Another option to be considered is to address the root causes of employee health—to prevent disabilities before they happen—and to proactively manage them when they do. A comprehensive organizational health strategy with programs focused on health, wellness, injury prevention and proactive disability management should arguably be the first line of defence against increasing plan costs.
Benefit plan design is another consideration in reducing future plan costs. The reality is that disability plan design has changed very little over the years other than to find ways to enhance coverage. This does not make sense (to me) within the context of a changing risk profile and higher costs. We need to challenge our thinking in this area. So to stimulate the conversation, the following are some ideas for consideration:
- Reduction of the benefit formula—The goal should be to provide for adequate income replacement while on disability. Many disability programs provide for relatively high levels of income replacement that may in fact be a disincentive to return to work. How much is enough?
- Change in definition of disability—It is fairly common to pay disability benefits opposite an “own occupation” definition of disability for a period of time—generally 24 months (for LTD)—after which the definition of disability switches to an “any occupation” definition of disability. Is there any magic to 24 months? Not that I am aware of, it has just evolved. Whereas it might be difficult to go against the grain, there is nothing prohibiting a plan sponsor from adopting a more restrictive definition of disability.
- Reduction in maximum benefit period—Most LTD benefit plans pay benefits to age 65 (and in some cases to age 70).

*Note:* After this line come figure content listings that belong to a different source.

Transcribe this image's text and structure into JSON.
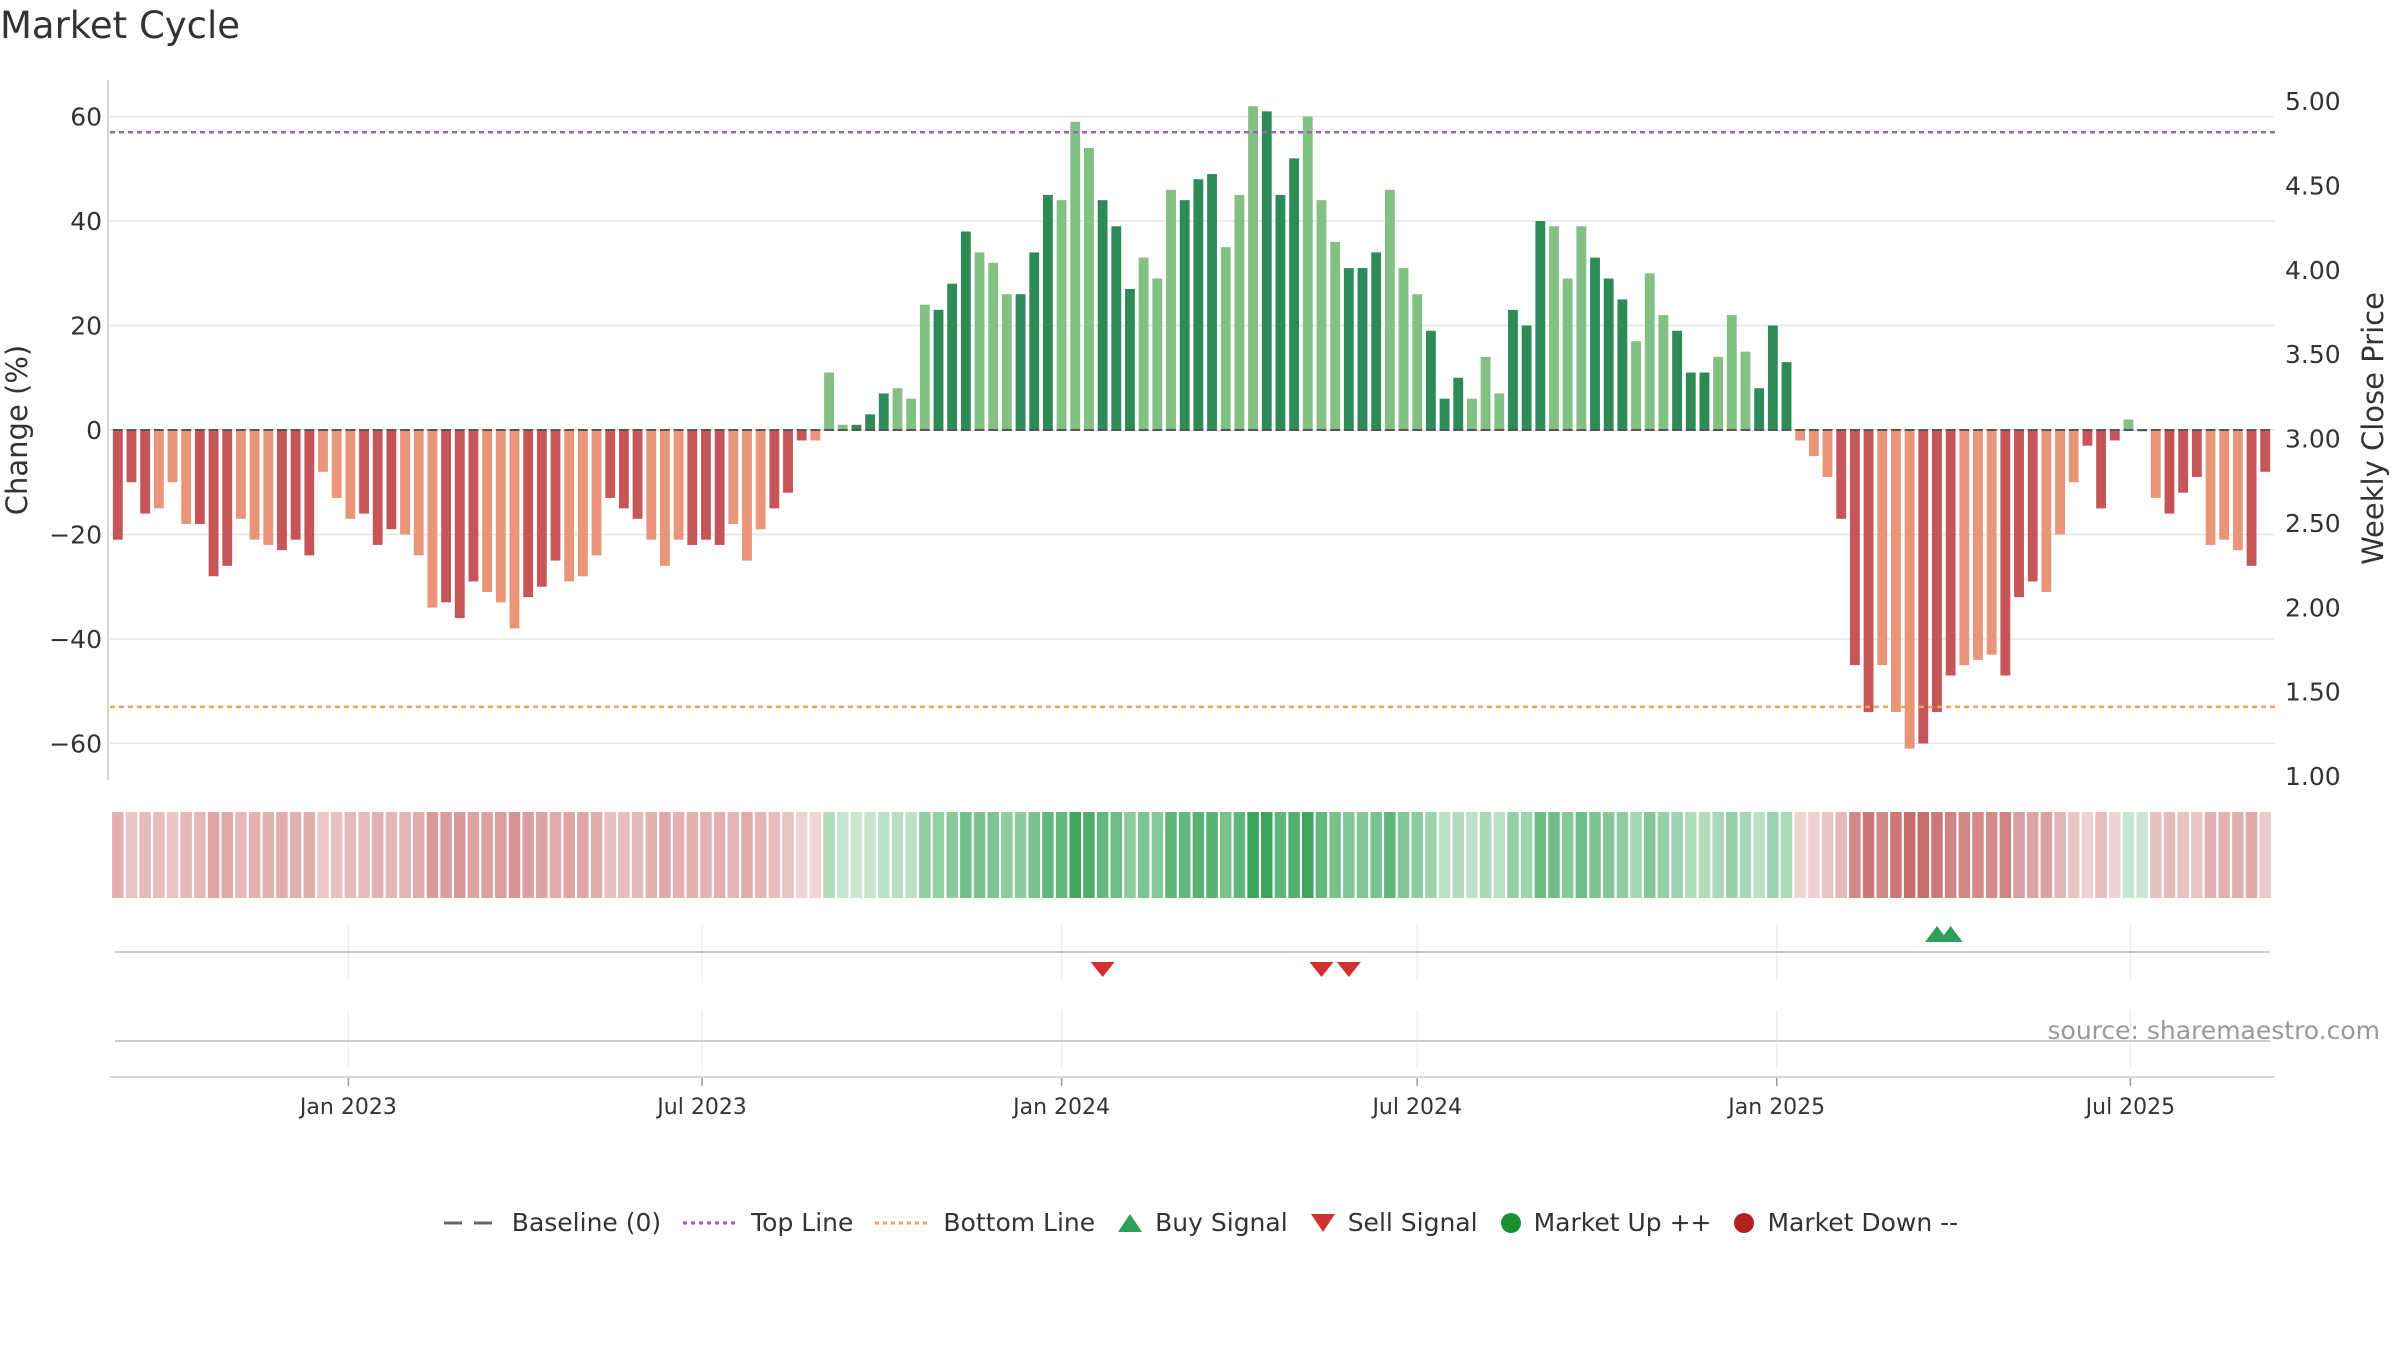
{
  "title": "Market Cycle",
  "source": "source: sharemaestro.com",
  "colors": {
    "down_dark": "#c6555a",
    "down_light": "#e8957a",
    "up_dark": "#2e8b57",
    "up_light": "#82c083",
    "top_line": "#9e5fc6",
    "bottom_line": "#eda35a",
    "buy": "#2e9e5b",
    "sell": "#d22f2f",
    "market_up": "#1e8f2f",
    "market_down": "#b22222"
  },
  "legend": [
    {
      "label": "Baseline (0)",
      "icon": "dash-line-icon"
    },
    {
      "label": "Top Line",
      "icon": "dotted-purple-line-icon"
    },
    {
      "label": "Bottom Line",
      "icon": "dotted-orange-line-icon"
    },
    {
      "label": "Buy Signal",
      "icon": "up-triangle-icon"
    },
    {
      "label": "Sell Signal",
      "icon": "down-triangle-icon"
    },
    {
      "label": "Market Up ++",
      "icon": "green-dot-icon"
    },
    {
      "label": "Market Down --",
      "icon": "red-dot-icon"
    }
  ],
  "chart_data": {
    "type": "bar",
    "ylabel": "Change (%)",
    "y2label": "Weekly Close Price",
    "ylim": [
      -67,
      67
    ],
    "y2lim": [
      1.0,
      5.0
    ],
    "yticks": [
      60,
      40,
      20,
      0,
      -20,
      -40,
      -60
    ],
    "y2ticks": [
      "5.00",
      "4.50",
      "4.00",
      "3.50",
      "3.00",
      "2.50",
      "2.00",
      "1.50",
      "1.00"
    ],
    "top_line": 57,
    "bottom_line": -53,
    "x_start": "2022-09-05",
    "x_range": [
      "2022-09-01",
      "2025-09-13"
    ],
    "xticks": [
      {
        "label": "Jan 2023",
        "date": "2023-01-01"
      },
      {
        "label": "Jul 2023",
        "date": "2023-07-01"
      },
      {
        "label": "Jan 2024",
        "date": "2024-01-01"
      },
      {
        "label": "Jul 2024",
        "date": "2024-07-01"
      },
      {
        "label": "Jan 2025",
        "date": "2025-01-01"
      },
      {
        "label": "Jul 2025",
        "date": "2025-07-01"
      }
    ],
    "values": [
      -21,
      -10,
      -16,
      -15,
      -10,
      -18,
      -18,
      -28,
      -26,
      -17,
      -21,
      -22,
      -23,
      -21,
      -24,
      -8,
      -13,
      -17,
      -16,
      -22,
      -19,
      -20,
      -24,
      -34,
      -33,
      -36,
      -29,
      -31,
      -33,
      -38,
      -32,
      -30,
      -25,
      -29,
      -28,
      -24,
      -13,
      -15,
      -17,
      -21,
      -26,
      -21,
      -22,
      -21,
      -22,
      -18,
      -25,
      -19,
      -15,
      -12,
      -2,
      -2,
      11,
      1,
      1,
      3,
      7,
      8,
      6,
      24,
      23,
      28,
      38,
      34,
      32,
      26,
      26,
      34,
      45,
      44,
      59,
      54,
      44,
      39,
      27,
      33,
      29,
      46,
      44,
      48,
      49,
      35,
      45,
      62,
      61,
      45,
      52,
      60,
      44,
      36,
      31,
      31,
      34,
      46,
      31,
      26,
      19,
      6,
      10,
      6,
      14,
      7,
      23,
      20,
      40,
      39,
      29,
      39,
      33,
      29,
      25,
      17,
      30,
      22,
      19,
      11,
      11,
      14,
      22,
      15,
      8,
      20,
      13,
      -2,
      -5,
      -9,
      -17,
      -45,
      -54,
      -45,
      -54,
      -61,
      -60,
      -54,
      -47,
      -45,
      -44,
      -43,
      -47,
      -32,
      -29,
      -31,
      -20,
      -10,
      -3,
      -15,
      -2,
      2,
      0,
      -13,
      -16,
      -12,
      -9,
      -22,
      -21,
      -23,
      -26,
      -8
    ],
    "buy_signals": [
      "2025-03-24",
      "2025-03-31"
    ],
    "sell_signals": [
      "2024-01-22",
      "2024-05-13",
      "2024-05-27"
    ]
  }
}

Why age 65? It corresponds to the expected working career of an individual and when these products were originally developed there was a strong probability that an individual would work their entire career with one employer. This basic premise obviously no longer exists, which begs the question: Why should an employer be expected to fund a benefit to age 65 when the individual has very little intention of spending their entire working career with that employer? From a pure risk management perspective there is a disconnect. Perhaps disability benefits should be funded by the employee (although this does not address the rising cost issue); alternatively the maximum benefit period should perhaps be realigned to reflect the practical realities of today’s workforce. I realize there is a flaw in this latter suggestion: “What happens when disability benefits run out?” Still, the question remains: Is that an employer obligation, an individual obligation or a societal obligation?
The road ahead for disability costs looks fairly stormy. Plan costs are likely to continue to increase, potentially significantly. Plan sponsors have options—pay the cost and/or proactively address the cost drivers to mitigate future cost increases. And a third option (which may be less palatable) is to look at plan design. Disability plan design has changed little over the years and if you believe that the disability risk profile has changed fundamentally—as do I—it is only practical and pragmatic to ask the question: Why is status quo appropriate?